Anlayamıyorum. Anlayamadıklarımdan biri de şu: Mevzu bahse temelden yaklaşırsak hızlı yoldan para kazanan insanlar varken sen niye hiç bunu beceremiyorsun ve Allah ona bu gücü verirken ondan neyi aldı ya da sana ne verdi? Kafam buna da çok takılır. Birinde gördüğün meziyete imrenip “acaba onda eksik olan ne” ve “acaba bendeki meziyet ne” diye düşünme hastalığı bu.

Şu işi görüyor musun? 75 sene yaşayıp tarihin akışına ve gelecek olan insanlığa yön verebilecek birisi de olabilirsin ama sen evsizlere çorba dağıtmayı tek fani gaye haline getiriyorsun. Ve sonra ölüyorsun...

Noksansız ve büyüleyici güzellikle yaratılmış bu çok geniş evrenin içindeki dünyaya bir kez gelebilmek, insan aklının alamayacağı devasa büyüklükteki âlemde yaşayıp nokta kadar yer etmeden (ve yer ettiğini zannederek) göçmek ne acı...

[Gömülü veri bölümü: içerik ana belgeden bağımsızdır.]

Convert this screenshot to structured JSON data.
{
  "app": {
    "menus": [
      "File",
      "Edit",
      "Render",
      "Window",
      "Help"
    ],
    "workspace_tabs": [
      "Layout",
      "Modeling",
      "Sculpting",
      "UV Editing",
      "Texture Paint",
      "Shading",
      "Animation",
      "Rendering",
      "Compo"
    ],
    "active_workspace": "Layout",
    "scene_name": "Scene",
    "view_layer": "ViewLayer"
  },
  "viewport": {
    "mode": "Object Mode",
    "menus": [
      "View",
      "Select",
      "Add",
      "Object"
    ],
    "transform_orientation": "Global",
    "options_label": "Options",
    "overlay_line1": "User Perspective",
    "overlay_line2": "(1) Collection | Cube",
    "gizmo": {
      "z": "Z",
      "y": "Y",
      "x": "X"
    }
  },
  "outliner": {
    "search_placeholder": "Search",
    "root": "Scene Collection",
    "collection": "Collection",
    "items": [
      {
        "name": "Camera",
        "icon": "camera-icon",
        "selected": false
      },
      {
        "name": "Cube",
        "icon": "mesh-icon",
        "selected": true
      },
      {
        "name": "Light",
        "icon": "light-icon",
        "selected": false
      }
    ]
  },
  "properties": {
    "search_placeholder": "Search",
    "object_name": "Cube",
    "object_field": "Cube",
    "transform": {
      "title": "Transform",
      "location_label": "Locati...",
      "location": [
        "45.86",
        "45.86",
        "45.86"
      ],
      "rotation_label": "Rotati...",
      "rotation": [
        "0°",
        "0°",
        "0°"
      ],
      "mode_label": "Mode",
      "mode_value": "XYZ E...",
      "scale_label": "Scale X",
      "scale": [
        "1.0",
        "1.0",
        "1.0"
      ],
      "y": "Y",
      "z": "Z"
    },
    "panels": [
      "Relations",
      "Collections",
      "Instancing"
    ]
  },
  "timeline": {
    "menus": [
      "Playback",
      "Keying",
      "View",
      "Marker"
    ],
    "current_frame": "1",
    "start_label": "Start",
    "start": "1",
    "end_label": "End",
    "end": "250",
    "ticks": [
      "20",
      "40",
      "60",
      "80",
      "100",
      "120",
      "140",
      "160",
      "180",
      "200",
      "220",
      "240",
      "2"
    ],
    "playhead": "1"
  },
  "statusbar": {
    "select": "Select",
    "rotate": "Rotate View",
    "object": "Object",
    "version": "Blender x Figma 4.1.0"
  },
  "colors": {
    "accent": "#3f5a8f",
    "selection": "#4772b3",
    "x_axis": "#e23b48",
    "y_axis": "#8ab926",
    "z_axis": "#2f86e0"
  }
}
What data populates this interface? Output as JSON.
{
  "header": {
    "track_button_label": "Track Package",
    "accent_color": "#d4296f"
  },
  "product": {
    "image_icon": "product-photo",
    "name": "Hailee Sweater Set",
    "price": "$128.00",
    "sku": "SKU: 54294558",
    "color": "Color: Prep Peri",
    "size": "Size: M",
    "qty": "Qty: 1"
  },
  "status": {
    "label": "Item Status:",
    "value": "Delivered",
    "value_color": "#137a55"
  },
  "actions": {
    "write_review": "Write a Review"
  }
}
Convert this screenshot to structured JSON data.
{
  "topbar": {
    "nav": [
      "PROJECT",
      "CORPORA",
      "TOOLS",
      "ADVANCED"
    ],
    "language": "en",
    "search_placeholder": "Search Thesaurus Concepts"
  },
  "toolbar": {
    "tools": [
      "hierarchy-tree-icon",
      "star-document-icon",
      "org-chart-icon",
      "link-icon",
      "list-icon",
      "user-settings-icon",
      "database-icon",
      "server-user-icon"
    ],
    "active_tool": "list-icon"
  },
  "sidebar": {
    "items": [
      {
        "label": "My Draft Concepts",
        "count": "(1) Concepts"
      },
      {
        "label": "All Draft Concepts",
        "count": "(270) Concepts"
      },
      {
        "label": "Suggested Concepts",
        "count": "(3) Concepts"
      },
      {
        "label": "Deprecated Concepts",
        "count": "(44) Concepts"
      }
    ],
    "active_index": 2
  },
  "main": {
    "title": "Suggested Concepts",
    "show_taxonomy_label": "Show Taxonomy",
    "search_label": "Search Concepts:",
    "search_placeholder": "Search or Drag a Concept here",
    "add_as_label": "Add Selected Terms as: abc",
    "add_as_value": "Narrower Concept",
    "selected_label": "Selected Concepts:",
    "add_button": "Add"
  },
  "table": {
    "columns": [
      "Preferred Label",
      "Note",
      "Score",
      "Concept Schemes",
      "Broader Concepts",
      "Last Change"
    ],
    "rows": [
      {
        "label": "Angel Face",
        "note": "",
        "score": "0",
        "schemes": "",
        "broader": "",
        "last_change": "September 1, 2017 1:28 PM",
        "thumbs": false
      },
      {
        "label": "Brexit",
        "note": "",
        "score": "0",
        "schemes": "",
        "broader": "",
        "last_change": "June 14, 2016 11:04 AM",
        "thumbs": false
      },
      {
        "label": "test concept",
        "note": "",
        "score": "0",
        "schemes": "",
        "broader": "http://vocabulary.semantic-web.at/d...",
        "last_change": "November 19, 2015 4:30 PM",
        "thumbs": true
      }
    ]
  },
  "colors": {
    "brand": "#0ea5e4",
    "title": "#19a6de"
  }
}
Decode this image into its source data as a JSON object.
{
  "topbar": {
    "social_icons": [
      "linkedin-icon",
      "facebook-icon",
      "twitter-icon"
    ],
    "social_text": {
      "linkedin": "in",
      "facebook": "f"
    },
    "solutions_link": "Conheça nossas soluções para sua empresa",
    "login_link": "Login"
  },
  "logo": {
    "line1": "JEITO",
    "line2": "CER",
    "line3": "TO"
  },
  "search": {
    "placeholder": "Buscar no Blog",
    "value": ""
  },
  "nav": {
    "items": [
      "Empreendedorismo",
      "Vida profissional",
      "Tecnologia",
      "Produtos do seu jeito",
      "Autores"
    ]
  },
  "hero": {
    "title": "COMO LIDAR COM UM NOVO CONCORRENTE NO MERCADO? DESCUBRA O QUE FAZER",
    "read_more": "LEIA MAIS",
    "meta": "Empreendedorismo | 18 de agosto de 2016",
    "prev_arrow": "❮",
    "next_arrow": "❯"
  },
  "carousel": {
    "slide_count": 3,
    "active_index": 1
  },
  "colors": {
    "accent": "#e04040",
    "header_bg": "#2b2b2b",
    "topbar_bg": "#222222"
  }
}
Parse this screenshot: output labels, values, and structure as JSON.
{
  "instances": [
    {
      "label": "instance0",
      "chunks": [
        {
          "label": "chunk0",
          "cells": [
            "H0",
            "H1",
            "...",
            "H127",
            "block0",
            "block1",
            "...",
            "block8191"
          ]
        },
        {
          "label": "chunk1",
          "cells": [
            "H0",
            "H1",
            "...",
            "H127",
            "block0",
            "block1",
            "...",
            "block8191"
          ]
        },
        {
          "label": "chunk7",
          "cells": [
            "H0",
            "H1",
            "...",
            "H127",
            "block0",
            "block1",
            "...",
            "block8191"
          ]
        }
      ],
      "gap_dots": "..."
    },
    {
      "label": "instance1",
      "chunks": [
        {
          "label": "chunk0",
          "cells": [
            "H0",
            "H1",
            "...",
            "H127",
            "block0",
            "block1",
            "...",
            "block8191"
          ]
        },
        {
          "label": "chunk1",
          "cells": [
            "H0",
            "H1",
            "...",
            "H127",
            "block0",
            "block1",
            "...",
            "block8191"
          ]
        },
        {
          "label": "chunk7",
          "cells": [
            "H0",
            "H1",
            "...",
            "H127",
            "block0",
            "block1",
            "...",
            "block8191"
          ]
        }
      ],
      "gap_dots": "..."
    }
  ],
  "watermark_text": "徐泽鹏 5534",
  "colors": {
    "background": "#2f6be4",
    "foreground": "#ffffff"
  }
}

keşke yaşamak tecrübesini tatmış olsaydık, acemi olmak bu dünya için ağır bir külfet.
 
Ama artık siz de ilginç buluyorsunuz değil mi?

Son zamanlarda kafa yorduğum halde şuradaki soru işaretlerini kelimelere istediğim gibi dökemediğimi fark ettim. Neyi anlayamadığımı, anlatamıyorum.

... 

Bu yazıyı başka bir yerde paylaştıktan sonra şu mesajı atan bir dostum var: "Yazını okudum, sen gerçekten özel birisin, niye öyle düşünüyorsun?" Aslında şurada yazdığım şeyleri düşünürken ne kadar nankör ve bencil olduğumu da cümle aralarında hatırlatıyordum. Fakat bu, her halükarda nasipler arası cereyanıma mani değil.